Note that the CLIP is now from 2021 and more recent models exist. We use it for this illustration because it is small and therefore run on a Google Colab GPU.
As an alternative, you can check the models with the zero-shot-image-classification pipeline tag on the 🤗 Hub.
You can also test trimmed models that have the advantage of being smaller than the models from which they are derived while keeping the same performance. To find these models, we invite you to look at the visual embedding models listed in this Space.

As a source for photos, we use the Unsplash Dataset Lite, which contains about 25k images.
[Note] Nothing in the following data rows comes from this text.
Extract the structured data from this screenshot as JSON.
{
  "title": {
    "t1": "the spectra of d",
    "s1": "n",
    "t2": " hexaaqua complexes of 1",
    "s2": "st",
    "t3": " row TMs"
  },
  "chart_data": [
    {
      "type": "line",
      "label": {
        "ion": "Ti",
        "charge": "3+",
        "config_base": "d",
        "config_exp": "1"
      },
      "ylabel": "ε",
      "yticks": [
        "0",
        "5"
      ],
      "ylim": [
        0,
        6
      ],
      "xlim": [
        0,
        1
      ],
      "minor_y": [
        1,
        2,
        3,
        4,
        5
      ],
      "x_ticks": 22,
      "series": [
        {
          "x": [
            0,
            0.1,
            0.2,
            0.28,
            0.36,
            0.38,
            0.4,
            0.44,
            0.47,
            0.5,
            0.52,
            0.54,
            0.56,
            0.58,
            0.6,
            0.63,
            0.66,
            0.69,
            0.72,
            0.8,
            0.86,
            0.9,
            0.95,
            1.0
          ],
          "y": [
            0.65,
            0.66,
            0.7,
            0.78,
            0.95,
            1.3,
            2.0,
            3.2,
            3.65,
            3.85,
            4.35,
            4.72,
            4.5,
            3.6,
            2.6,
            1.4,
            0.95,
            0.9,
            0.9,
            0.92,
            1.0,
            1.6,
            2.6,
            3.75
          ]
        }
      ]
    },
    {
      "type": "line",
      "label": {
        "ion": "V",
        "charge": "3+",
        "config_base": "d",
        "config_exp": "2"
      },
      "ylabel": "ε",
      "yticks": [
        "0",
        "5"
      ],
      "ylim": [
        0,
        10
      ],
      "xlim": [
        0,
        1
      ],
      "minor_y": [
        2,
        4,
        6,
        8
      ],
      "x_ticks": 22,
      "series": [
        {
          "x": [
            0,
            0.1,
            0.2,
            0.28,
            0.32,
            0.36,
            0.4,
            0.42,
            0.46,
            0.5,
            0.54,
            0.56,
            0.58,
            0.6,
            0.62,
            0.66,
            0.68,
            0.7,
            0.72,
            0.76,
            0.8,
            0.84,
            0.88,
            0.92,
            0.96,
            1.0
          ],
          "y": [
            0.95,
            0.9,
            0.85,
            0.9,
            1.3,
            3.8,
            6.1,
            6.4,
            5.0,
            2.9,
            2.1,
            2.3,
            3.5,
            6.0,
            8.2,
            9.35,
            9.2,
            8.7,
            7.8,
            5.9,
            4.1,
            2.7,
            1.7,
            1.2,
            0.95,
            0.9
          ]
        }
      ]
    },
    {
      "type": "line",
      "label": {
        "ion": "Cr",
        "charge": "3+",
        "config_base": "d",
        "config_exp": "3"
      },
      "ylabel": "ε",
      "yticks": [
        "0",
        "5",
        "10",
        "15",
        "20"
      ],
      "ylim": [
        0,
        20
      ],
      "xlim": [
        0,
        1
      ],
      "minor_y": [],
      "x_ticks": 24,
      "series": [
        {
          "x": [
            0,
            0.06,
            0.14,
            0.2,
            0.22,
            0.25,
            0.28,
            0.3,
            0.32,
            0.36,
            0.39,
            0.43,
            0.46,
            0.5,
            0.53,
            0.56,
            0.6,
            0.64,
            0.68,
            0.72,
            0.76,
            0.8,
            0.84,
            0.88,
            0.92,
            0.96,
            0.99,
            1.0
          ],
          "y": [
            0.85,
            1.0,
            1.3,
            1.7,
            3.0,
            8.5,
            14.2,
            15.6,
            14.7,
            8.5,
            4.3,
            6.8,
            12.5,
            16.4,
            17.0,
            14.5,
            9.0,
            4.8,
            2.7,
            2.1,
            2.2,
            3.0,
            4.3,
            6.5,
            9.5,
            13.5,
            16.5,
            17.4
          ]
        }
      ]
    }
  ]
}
See the License about the Unsplash images.

We encode all images into vector space and then find high density regions in this vector space, i.e., regions where the images are fairly similar.

python

from datasets import load_dataset
from IPython.display import display

from sentence_transformers import SentenceTransformer
from sentence_transformers.util import community_detection

python

# First, we load the respective CLIP model
model = SentenceTransformer("sentence-transformers/clip-ViT-B-32")

python

# Next, we load the Unsplash Dataset Lite
unsplash = load_dataset("sentence-transformers/unsplash-lite")

# We can see that the dataset contains a column containing the images
# but also a column containing keywords that we will not use here.
unsplash

python

# Now, we need to compute the embeddings
# The attached function will be required for the following cell
# in the case where precomputed embeddings are not used .
embeddings_name = "embeddings_clip-ViT-B-32"


def embed(batch):
    """
    adds to the dataset a column of embeddings of images calculated with the model
    """
    image = batch["image"]
    return {embeddings_name: model.encode(image, convert_to_tensor=True)}

python

# Here for the calculation of the embeddings, you have 2 choices:
# 1) `use_precomputed_embeddings = True` and in that case you can
# use embeddings that we have already pre-calculated in order to speed up
# the execution of the notebook.
# 2) `use_precomputed_embeddings = False` and compute the embeddings on the fly.
# Takes about 9 minutes on a Google Colab T4

use_precomputed_embeddings = True

if use_precomputed_embeddings:
    embeddings_ds = load_dataset("sentence-transformers/unsplash-lite", name=embeddings_name, split="train")
    unsplash["train"] = unsplash["train"].add_column(embeddings_name, embeddings_ds[embeddings_name])

else:
    unsplash = unsplash.map(embed, batched=True, batch_size=16)

    # Uncomment the rest of the else condition if you want to save the embeddings
    # on the Hub to use `use_precomputed_embeddings = True` in the future

    # # We delete 'image' and 'keywords' so as not to save them as duplicates unnecessarily
    # embeddings_ds = unsplash['train'].remove_columns(['image', 'keywords'])
    # embeddings_ds.push_to_hub(
    #     "your_username/unsplash-lite", # your username
    #     config_name=embeddings_name,
    #     split="train",
    #     token="hf_xx" # your HF token
    # )

# We now have a new column containing our embeddings
unsplash

python

# Now we run the clustering algorithm
# With the threshold parameter, we define at which threshold we identify two images as similar.
# Set the threshold lower, and you will get larger clusters which have less similar images in it
# (e.g. black cat images vs. cat images vs. animal images).
# With min_community_size, we define that we only want to have clusters of a certain minimal size

# Note: about 2 minutes on a Google Colab T4

img_emb = unsplash["train"][embeddings_name]
clusters = community_detection(img_emb, threshold=0.9, min_community_size=10)
print("Total number of clusters:", len(clusters))

python

# Now we output the first 10 (largest) clusters
for cluster in clusters[0:10]:
    print("\n\nCluster size:", len(cluster))

    # Output 3 images
    for idx in cluster[0:3]:
        # original size
        # display(unsplash["train"][idx]["image"])

        # width=200px
        display(
            unsplash["train"][idx]["image"].resize(
                (200, int(200 * unsplash["train"][idx]["image"].height / unsplash["train"][idx]["image"].width))
            )
        )